We consider the impact of the model on three different types of processing function:
a) texture extimation,
b) classification,
c) segmentation.
In each case we examine the effect of the model on exploitation. Optimised texture estimation depends on identifying Maximum Likelihood (ML) estimators for the texture parameters. Classification operates by comparing data samples with references which can be analytic or result from training. Classification based on ML fit values for the parameter estimates is compared with direct ML classification. For single-point statistics the results are shown to be the same. However, for correlated textures, direct classification based on the amplitude spectral coefficients is preferable. Segmentation depends on exploiting the data alone to determine where the edges between regions of different texture occur. ML edge detection using the amplitude spectrum coefficients and that based on the single-point statistics are shown to give the same performance for uncorrelated textures. However, for correlated textures it is shown that edge detection based on the spectrum is less sensitive to changes in order than the method based on the PDF directly.
Throughout the results will be illustrated by simulation and a practical application to detecting clearings in the Amazon rain forest.



Prof. Boris Stilman
"Linguistic Geometry for Intelligent Systems"


Abstract:
There are many real-world problems where human expert skills in reasoning about complex systems are incomparably higher than the level of modern computing systems. At the same time there are even more areas where advances are required but human problem-solving skills can not be directly applied. For example, there are problems of planning and automatic control of autonomous agents such as space vehicles, stations, and robots with cooperative and opposing interests operating in a complex, hazardous environment.
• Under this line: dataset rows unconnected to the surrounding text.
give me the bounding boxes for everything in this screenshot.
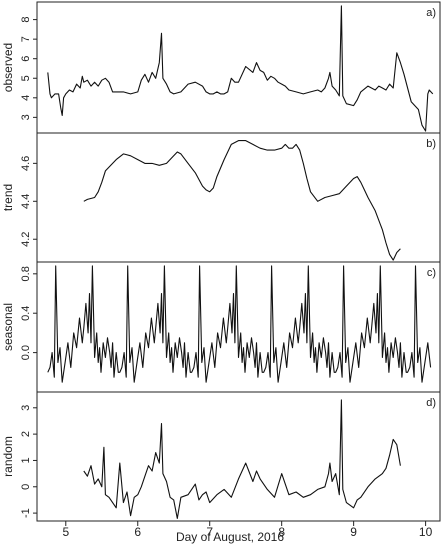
x-tick-label-4: 9	[350, 525, 357, 539]
y-tick-label-random-4: 3	[20, 405, 32, 411]
y-tick-label-random-1: 0	[20, 484, 32, 490]
y-tick-label-trend-1: 4.4	[20, 194, 32, 209]
y-tick-label-observed-3: 6	[20, 56, 32, 62]
y-tick-label-random-0: -1	[20, 508, 32, 518]
panel-label-observed: a)	[426, 7, 436, 19]
x-tick-label-2: 7	[206, 525, 213, 539]
y-tick-label-seasonal-2: 0.8	[20, 266, 32, 281]
y-tick-label-trend-0: 4.2	[20, 232, 32, 247]
y-tick-label-observed-1: 4	[20, 95, 32, 101]
x-tick-label-5: 10	[419, 525, 433, 539]
series-line-seasonal	[47, 265, 432, 383]
y-axis-label-trend: trend	[1, 184, 15, 211]
panel-frame-observed	[36, 1, 441, 134]
panel-observed: 3 4 5 6 7 8 observed a)	[1, 1, 441, 134]
y-axis-label-observed: observed	[1, 43, 15, 92]
y-axis-label-random: random	[1, 436, 15, 477]
panel-seasonal: 0.0 0.4 0.8 seasonal c)	[1, 261, 441, 393]
panel-label-seasonal: c)	[427, 267, 436, 279]
series-line-observed	[47, 5, 434, 132]
y-tick-label-trend-2: 4.6	[20, 156, 32, 171]
y-axis-label-seasonal: seasonal	[1, 303, 15, 351]
y-tick-label-random-2: 1	[20, 457, 32, 463]
y-tick-label-random-3: 2	[20, 431, 32, 437]
x-tick-label-1: 6	[134, 525, 141, 539]
x-axis-label: Day of August, 2016	[176, 530, 284, 544]
panels-group: 345678observeda)4.24.44.6trendb)0.00.40.…	[1, 1, 441, 539]
y-tick-label-seasonal-1: 0.4	[20, 306, 32, 321]
series-line-trend	[83, 140, 401, 261]
series-line-random	[83, 399, 401, 519]
x-tick-label-3: 8	[278, 525, 285, 539]
panel-trend: 4.2 4.4 4.6 trend b)	[1, 132, 441, 263]
y-tick-label-seasonal-0: 0.0	[20, 345, 32, 360]
panel-random: -1 0 1 2 3 random d)	[1, 391, 441, 522]
panel-label-trend: b)	[426, 138, 436, 150]
x-tick-label-0: 5	[62, 525, 69, 539]
y-tick-label-observed-4: 7	[20, 36, 32, 42]
panel-frame-trend	[36, 132, 441, 263]
panel-label-random: d)	[426, 397, 436, 409]
panel-frame-random	[36, 391, 441, 522]
y-tick-label-observed-2: 5	[20, 75, 32, 81]
y-tick-label-observed-5: 8	[20, 17, 32, 23]
y-tick-label-observed-0: 3	[20, 114, 32, 120]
Reasoning about such complex systems should be done automatically, in a timely manner, and often in real time. Moreover, there are no highly-skilled human experts in these fields ready to substitute for robots (on a virtual model) or transfer their knowledge to them. There is no grand-master in robot control, although, of course, the knowledge of existing experts in this field should not be neglected - it is even more valuable. It is very important to study human expert reasoning about similar complex systems in the areas where the results are successful, in order to discover the keys to success, and then apply and adopt these keys to the new, as yet, unsolved problems. It should look like an application of the methods of a chess expert to a robot control or maintenance scheduling and vice versa. What mathematical tools can be applied to the area of successful results in order to generate a formal, domain independent knowledge ready to be transferred?
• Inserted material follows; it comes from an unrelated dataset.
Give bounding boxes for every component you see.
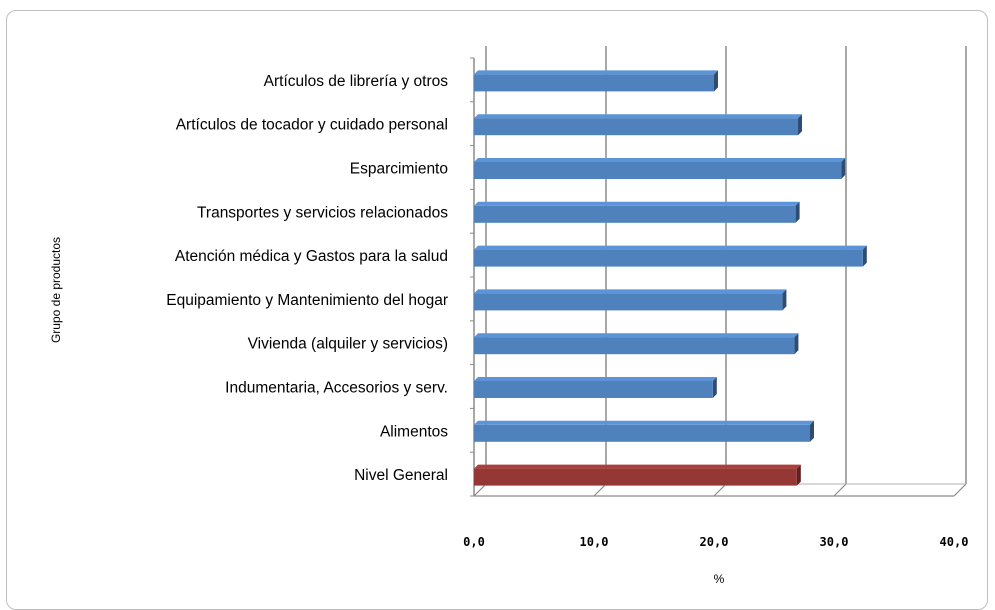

This talk is intended to introduce conference participants to the main ideas of research on geometrical properties of complex multiagent systems, Linguistic Geometry. This research relies on the formalization of search heuristics of highly-skilled human experts that have resulted in the development of successful applications in different areas. It is based on broad application of the theory of formal languages and grammars as well as theories of formal planning employing first order predicate calculus. The syntactic tools allow us to decompose complex concurrent multiagent system into the dynamic hierarchy of subsystems, a hierarchy of the networks of paths, and, thus, solve otherwise intractable problems by reducing the search dramatically (e.g., from trillions to tens of states). ... High Assurance Software, Emergency Vehicles Routing, Mobil Robot Control, Space Navigation, Combat Simulation and Control, etc. This is just a small subset of the long list of applications of Linguistic Geometry.
No preliminary knowledge is required.